Of course, Bar Mingo is not the only restaurant keeping Italian tradition alive. And elsewhere on the menu, some of the more ambitious entrées fall short, and only one dessert qualifies as a worthwhile sin: gelato-bulging profiteroles armored in good dark chocolate. But no place, not even Bar Mingo owner Michael Cronan’s beloved Caffe Mingo next door, pulls off homey Italian cooking at this level, for these prices. Only one dish breaks the $20 barrier, while most hover in the $8–15 range, with impressive $5 happy-hour deals and well-priced wines, many from reliable Italian and Oregon producers.

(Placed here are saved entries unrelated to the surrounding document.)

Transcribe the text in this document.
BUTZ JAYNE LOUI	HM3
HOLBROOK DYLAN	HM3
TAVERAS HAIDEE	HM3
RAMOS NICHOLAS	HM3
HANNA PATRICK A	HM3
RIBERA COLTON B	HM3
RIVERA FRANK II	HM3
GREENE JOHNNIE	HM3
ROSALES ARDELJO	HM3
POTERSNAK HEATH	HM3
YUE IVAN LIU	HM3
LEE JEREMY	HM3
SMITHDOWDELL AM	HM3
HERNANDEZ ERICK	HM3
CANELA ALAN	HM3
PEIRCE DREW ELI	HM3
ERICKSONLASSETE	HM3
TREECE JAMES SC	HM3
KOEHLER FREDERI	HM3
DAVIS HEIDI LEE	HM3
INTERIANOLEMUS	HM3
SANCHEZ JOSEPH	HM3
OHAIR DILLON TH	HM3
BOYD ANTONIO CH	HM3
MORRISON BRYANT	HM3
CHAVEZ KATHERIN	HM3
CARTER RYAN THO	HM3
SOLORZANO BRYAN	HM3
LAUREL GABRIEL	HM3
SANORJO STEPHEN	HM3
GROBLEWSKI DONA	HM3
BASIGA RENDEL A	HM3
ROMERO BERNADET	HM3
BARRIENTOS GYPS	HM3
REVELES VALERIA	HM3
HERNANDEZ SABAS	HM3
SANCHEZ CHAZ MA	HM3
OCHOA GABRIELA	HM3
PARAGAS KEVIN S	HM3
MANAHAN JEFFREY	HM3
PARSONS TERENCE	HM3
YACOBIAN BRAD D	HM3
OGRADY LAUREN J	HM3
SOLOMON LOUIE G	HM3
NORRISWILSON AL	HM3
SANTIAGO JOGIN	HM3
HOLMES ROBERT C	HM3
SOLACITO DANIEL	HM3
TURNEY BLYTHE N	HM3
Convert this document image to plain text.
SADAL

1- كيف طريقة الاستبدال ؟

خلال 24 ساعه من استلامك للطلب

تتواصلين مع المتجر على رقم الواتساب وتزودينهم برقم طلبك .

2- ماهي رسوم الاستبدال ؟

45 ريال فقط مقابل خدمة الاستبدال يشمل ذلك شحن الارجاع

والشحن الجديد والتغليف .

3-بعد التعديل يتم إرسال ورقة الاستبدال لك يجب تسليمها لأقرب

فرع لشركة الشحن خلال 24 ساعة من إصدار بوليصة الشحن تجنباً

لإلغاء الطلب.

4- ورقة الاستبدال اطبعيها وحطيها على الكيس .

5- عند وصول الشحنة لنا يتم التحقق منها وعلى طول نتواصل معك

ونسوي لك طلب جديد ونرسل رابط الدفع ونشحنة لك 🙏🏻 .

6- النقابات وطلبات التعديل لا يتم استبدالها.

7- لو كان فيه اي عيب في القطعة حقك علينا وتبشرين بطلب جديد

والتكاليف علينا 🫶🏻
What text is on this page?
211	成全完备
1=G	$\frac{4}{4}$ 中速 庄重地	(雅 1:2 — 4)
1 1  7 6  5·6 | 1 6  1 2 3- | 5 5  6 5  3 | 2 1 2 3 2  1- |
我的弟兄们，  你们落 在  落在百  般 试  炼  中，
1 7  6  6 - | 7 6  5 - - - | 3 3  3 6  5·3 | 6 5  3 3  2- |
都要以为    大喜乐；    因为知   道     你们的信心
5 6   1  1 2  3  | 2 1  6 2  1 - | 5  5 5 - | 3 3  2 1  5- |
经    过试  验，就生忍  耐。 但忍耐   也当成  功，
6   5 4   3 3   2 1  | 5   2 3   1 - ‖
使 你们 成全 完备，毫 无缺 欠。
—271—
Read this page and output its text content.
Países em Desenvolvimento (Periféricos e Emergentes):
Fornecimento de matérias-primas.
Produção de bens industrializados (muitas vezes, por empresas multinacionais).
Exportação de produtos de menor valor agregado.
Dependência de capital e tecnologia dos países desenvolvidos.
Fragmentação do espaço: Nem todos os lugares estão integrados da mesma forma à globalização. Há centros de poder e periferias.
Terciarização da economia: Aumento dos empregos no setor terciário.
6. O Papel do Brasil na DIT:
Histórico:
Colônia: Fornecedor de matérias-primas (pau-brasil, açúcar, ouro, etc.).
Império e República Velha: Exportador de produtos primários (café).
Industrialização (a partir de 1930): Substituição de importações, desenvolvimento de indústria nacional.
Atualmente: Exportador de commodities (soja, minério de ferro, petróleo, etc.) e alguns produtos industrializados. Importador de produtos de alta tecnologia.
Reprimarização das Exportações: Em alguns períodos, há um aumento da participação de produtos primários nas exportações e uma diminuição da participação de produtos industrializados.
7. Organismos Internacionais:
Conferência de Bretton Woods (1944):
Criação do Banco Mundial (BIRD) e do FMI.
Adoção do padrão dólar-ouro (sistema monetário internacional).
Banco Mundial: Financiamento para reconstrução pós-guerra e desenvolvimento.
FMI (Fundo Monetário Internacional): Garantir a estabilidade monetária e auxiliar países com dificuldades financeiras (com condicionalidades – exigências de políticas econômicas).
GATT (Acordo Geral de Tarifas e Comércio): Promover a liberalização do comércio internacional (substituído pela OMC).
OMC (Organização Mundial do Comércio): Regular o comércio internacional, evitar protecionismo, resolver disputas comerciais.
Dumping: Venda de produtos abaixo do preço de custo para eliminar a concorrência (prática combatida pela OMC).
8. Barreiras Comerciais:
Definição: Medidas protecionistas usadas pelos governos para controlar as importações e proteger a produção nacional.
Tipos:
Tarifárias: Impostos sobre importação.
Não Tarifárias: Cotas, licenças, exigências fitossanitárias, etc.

The setting for Huisinga’s second act is far from Genoa’s intellectual food chamber, where waiters once delivered oral menus as if imparting wisdom picked up in the Himalayas. Bar Mingo is as upbeat as a Labrador retriever, with a happy soundtrack, low-slung couches and flowered pillows, and lots of regulars at handsome marble tables. The welcoming casual ease of the place is embodied by a chef who, when asked what makes his extraordinary meatballs float like fat clouds in the Umbrian sky, sounds more like the Buddha than a commanding voice in a competitive food scene. Everything and nothing are the same:

The meatballs? I don’t do anything. Just milk and bread, cooked like cereal. I use lamb, so I guess the meat is good. I treat them gently. If you slam them together they get all tight and weird. I make them to order, so they don’t sit in sauce. Maybe that’s different. They’re rolled in bread crumbs, fried in oil, simmered with tomatoes and mint—lots of fresh mint. And pecorino. Then more oregano and mint and cheese on top. That’s it. Nothing to it.